The structure of Wilkerson's longtime family cabin stayed in tact as the debris flow roared through, but it didn't stop it from being completely flooded out.
"Virtually everything in the cabin was ruined in the next 10 days after this happened," he said. "Over a period of two long days, we cleaned out all the junk and everything that was in the cabin."
But in addition to the several destroyed homes off of Black Hollow Road, there was also damage to several roads and other public infrastructure.
Lori Hodges, the director of Emergency Management for Larimer County, said the estimated cost of damage for the recent flooding is around $1.7 million.
That cost only counts for damage to public infrastructure, which includes things like roads, bridges and culverts that are washed out.
"We've had a lot more damage that's on private lands, but we don't have any way to quantify that," Hodges said.
Among other areas, the main parts of Larimer County the damage cost applies to is the Miller Fork, Black Creek (flowing into the Big Thompson river), County Road 44H (Buckhorn Road), areas around Glen Haven and the Poudre Canyon.
"These storms cause impacts that happen extremely quickly.
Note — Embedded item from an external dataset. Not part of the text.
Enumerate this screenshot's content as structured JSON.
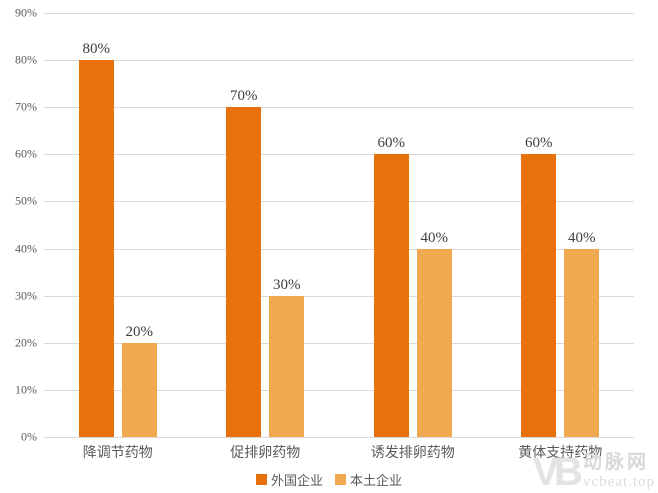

And so everybody needs to have a plan," she said.
She added that drainages in particular are especially at risk for any rain event right now, and also shared the status of the land where several cabins once stood near Black Hollow Road.
"The Black Hollow area, the Colorado Geological Survey has actually stated in a report that people should not live in the Black Hollow area, at least for the next few months, because it's so unstable," she said. "For other areas, it's really about making sure that you have a plan, you can get warned and that you can get to safety in case we are having severe weather."
What happens next
As of now, there isn't an exact timeline for when all of the repairs and improvements could happen, but Hodges explained that there are plans in place.
"And so we're going to really need to look at on County Road 44H do we need. We already had it in our plan to upgrade those culverts. So we'll do the upgrades. But right now with the the weather system the way that it is, it would make more sense to do that when it's a little bit more stable," she said. "We have also done assessments for the emergency watershed protection program, which would allow us to do some work for structure protection, erosion control, and then also debris in the streamways. So we're working on that right now in five priority areas."
She also explained what generally could happen with ideas for when it comes to mitigation efforts.
"There are some walls that could be put up there, some barrier bags, there's also debris catchments that could be made. You know, with the Black Hollow area, that debris flow is so large that none of that stuff probably would have stopped that debris from happening. But in some of the smaller debris flows, a lot of those measures could protect those homes," she said.
Additionally, she said that they're working with the state to see if Governor Jared Polis could send a request for a FEMA declaration to the federal government in order to help with the costs of some of the public damage.
"And then that might open the door for some funding that might be available for some private lands as well," Hodges said.
As for Wilkerson, he said as of now, rebuilding their cabin is still up in the air, and hopes that cleanup of the area moves faster.
"We just, we have to just sit and wait and see what's got to be done," he said.